We went to the Tezuka museum, which was edifying and interesting and quite a lot of fun. I was about the only one in the group who had *not* grown up with Kimba or Astro Boy, and had only started to be aware of his works as an adult. It gave me a completely different perspective of his writing.
From there we went to the Takarazuka Theater and had a special lunch created for the show we were about to see. I took a picture. :-)
We parted ways with Komatsu-san and went in for a Chinese historical piece (虞美人, Yu the Beautiful) that, while it was indeed colorful and shiny, and well executed, the story was a snooze. ^_^With my inadequate Japanese, I was just able to follow the story. Mari understood it just fine, and poor wifey and Bruce sat for 3 hours guessing.
At the end, I had wanted to turn to them and say, “So, now, which one was the good guy again?” (Because it was Chinese and therefore both sides were ambiguously good and bad and everyone died at the end) but when I tried to talk, nothing came out. They all started to make fun of me and I started laughing and couldn’t stop. As people were filing past us – I was in the aisle seat – there I am laughing so hard I’m crying, while the three of them are cracking jokes about the gaijin who was moved to tears by the performance. It’s good to have friends.
We then went to Osaka for dinner where we met Geoff Tebbets from Anime Boston. I instantly liked Osaka in a way that Kyoto has not touched me. I’ll definitely go back to visit more.
We have to pack up and head out to the Abe no Seimei shrine this AM, so..see you later!
You should see the show Takarazuka has going on in the Bow Hall theater instead (same location, just a smaller theater in the Grand Theater building). It stars some of the best talent Takarazuka has, the tickets are cheaper (5,000 yen for all seats) and available (it’s sold well, but some weekdays are still very open), it’s a smaller theater with better visibility…etc.
The play is called “Je Chante” and it’s about the life of Charles Trenet and Gigi, a revue star.
(By the way, this is off topic, but do you have any idea of the circulation numbers for the Yuri magazines? It’s easy to find numbers for regular shounen/shoujo/seinen/josei and even erotica figures, but yaoi and Yuri don’t seem to have any numbers I can find…are they doing all right?)
Totally agree with you about Osaka. Kyoto is pretty and all, but Osaka is more down-to-earth.
Oh, and the food just rocks.
This is going to sound grammatically awkward, but I couldn’t not find good food there. Even in places where I expected to find bad food, it was great. Just a block away from my little hotel was this place that had the most amazing Korean barbecue ever… ahh, now I went and made myself hungry.
@michiru42 – That’s the kind of comment that’s really impossible to respond to. We didn’t see Je Chante, we saw something else, because that was what we saw.
No, I don’t have any numbers to hand in regards to circulation for the Yuri Magazines. The last timne I saw numbers they were very low compared to any mainstream magazine, but that is to be expected. “Doing well” is an entirely relative concept.

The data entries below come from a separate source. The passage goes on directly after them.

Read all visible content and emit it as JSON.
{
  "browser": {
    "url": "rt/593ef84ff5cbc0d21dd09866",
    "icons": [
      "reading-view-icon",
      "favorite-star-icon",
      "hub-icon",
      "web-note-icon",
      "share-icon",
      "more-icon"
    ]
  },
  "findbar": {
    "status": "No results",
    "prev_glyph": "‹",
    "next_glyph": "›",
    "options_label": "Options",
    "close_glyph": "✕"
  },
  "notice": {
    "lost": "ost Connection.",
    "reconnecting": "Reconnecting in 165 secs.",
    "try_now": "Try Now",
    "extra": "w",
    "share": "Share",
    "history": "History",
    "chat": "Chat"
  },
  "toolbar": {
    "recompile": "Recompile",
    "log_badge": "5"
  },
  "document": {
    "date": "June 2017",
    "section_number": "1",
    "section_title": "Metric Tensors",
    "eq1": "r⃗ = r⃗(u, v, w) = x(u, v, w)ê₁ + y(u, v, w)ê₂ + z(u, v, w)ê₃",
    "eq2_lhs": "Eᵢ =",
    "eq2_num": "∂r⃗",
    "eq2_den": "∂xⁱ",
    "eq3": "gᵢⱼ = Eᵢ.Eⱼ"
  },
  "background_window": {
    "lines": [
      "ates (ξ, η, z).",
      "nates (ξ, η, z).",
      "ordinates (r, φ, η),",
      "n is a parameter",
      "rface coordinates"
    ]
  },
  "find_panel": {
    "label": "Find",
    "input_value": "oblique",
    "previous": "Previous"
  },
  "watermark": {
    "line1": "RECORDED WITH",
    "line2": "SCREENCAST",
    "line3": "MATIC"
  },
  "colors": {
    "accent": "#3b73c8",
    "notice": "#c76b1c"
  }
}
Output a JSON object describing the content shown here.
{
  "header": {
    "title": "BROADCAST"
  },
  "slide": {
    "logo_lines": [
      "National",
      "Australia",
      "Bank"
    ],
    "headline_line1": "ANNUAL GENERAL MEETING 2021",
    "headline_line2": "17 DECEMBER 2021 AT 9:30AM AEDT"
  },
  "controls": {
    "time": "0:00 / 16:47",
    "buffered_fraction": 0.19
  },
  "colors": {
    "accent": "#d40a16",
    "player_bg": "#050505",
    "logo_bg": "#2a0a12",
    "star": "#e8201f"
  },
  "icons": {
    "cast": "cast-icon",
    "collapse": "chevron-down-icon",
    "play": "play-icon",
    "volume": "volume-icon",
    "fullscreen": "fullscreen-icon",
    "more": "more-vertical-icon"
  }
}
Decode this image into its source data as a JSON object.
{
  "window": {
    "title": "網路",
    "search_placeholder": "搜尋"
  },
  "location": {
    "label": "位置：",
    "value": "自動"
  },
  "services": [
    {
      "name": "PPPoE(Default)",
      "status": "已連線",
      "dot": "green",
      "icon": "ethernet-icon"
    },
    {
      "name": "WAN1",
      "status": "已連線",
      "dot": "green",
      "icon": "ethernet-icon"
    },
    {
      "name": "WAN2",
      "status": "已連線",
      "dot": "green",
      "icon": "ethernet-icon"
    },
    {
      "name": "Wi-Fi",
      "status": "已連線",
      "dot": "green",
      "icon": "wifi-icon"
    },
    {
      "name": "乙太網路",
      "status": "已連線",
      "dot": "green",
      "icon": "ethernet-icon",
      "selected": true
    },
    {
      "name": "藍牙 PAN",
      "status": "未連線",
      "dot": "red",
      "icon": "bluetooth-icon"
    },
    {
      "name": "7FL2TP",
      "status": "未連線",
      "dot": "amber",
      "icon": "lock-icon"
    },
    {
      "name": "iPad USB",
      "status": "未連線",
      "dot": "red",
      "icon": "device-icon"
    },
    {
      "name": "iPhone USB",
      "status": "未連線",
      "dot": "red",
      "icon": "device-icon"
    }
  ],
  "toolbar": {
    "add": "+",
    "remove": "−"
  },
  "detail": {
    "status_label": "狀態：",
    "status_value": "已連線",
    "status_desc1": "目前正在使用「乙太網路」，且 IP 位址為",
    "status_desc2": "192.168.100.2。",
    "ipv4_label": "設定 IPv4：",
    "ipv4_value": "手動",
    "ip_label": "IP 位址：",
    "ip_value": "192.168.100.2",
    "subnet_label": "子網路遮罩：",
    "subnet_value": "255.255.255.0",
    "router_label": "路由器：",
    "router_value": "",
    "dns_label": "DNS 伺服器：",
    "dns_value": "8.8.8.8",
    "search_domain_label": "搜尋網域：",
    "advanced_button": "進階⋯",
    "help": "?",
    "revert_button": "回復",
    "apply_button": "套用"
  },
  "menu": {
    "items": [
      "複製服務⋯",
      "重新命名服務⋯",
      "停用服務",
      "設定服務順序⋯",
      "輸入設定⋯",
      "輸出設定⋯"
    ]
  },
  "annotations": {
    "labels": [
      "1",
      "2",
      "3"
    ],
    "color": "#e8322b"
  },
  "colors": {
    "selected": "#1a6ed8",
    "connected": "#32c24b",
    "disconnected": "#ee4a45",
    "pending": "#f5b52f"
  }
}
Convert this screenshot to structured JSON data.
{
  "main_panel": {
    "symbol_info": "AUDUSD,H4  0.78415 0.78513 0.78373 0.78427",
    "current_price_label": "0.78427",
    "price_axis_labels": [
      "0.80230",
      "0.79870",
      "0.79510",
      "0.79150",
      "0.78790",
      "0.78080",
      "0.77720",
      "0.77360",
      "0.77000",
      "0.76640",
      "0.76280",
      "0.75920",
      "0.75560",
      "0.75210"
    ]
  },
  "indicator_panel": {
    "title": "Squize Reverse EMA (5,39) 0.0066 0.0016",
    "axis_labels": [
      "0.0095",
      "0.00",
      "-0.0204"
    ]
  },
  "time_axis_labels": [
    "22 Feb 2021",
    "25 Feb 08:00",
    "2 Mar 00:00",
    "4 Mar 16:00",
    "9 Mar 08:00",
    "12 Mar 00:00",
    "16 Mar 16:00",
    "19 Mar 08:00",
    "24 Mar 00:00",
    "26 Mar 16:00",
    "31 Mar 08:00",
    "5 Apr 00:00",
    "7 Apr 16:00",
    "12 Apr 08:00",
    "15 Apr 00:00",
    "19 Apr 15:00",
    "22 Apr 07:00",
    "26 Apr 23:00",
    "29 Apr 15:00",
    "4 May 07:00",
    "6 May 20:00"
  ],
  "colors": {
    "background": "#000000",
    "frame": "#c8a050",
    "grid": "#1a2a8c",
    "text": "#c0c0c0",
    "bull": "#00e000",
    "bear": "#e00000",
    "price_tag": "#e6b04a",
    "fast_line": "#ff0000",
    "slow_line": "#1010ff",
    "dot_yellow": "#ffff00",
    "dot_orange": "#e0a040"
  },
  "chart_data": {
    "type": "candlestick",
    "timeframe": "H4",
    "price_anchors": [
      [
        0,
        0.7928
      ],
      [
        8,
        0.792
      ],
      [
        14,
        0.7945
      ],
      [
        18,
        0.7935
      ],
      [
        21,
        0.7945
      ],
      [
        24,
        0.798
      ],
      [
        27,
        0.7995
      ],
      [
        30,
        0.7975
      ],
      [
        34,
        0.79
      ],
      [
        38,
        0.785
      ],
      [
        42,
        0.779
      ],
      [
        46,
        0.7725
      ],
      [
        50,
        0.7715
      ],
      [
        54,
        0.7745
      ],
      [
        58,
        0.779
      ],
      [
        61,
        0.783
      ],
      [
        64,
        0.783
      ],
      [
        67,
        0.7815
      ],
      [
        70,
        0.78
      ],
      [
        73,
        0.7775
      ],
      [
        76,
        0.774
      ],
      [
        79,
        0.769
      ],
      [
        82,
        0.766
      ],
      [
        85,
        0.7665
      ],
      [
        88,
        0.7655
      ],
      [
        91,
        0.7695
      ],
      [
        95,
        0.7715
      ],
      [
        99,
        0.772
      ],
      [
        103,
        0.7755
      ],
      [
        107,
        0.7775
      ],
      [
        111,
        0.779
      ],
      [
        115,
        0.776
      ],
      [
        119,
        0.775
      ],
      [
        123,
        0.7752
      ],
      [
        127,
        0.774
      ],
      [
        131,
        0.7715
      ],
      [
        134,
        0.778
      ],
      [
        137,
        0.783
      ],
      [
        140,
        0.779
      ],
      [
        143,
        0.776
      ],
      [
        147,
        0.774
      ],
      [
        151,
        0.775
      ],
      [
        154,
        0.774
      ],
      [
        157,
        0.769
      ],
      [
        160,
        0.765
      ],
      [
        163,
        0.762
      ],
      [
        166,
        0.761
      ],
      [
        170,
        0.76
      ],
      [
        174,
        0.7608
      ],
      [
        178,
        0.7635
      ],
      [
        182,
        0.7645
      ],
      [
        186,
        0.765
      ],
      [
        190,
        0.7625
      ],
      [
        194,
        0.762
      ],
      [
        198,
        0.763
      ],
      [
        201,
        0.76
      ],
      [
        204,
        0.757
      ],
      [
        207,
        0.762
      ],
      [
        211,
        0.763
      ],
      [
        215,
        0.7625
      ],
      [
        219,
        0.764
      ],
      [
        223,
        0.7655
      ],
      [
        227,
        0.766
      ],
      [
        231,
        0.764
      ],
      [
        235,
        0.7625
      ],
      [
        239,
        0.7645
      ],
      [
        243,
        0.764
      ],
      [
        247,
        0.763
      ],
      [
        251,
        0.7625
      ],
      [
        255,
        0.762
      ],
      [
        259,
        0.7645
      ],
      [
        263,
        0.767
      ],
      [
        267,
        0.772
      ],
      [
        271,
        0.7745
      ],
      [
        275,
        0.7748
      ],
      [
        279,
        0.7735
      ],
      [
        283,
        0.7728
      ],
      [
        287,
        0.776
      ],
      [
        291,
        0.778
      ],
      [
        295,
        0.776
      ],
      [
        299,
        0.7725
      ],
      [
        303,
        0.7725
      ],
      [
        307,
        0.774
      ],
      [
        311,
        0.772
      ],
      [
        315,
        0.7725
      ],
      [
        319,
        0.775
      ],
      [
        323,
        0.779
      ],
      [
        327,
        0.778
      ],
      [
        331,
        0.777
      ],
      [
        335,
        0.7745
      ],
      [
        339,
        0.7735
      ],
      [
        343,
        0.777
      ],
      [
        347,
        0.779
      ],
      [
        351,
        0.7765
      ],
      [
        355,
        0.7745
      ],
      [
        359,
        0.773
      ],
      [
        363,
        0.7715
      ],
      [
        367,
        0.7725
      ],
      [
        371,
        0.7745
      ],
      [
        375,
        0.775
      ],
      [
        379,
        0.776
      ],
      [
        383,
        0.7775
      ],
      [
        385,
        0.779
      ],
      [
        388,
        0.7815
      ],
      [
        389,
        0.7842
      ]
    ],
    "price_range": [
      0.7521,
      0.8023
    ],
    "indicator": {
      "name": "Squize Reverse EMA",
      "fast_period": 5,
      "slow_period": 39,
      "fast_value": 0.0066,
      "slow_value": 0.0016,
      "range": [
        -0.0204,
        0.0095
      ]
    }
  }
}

@sarcastic weasel – we wnded up in a pub called Aregre (which I believe was meant to be Argyle) and we had iro-iro (turned out to be Camembert) cheese pizza with honey. It was great – we ordered a second one, because it was so good.
Erica, I didn’t say you should have seen Je Chante, I said you should–as in, in the future, which is why I mentioned prices and that there were tickets available–see Je Chante. I was trying to make a suggestion for something I thought you might enjoy, as I didn’t realize you had so little time left in Japan.
@michiru42 – I don’t have any great desire to see a second show while we’re here. It’s fun once. There are other things I’d like to do.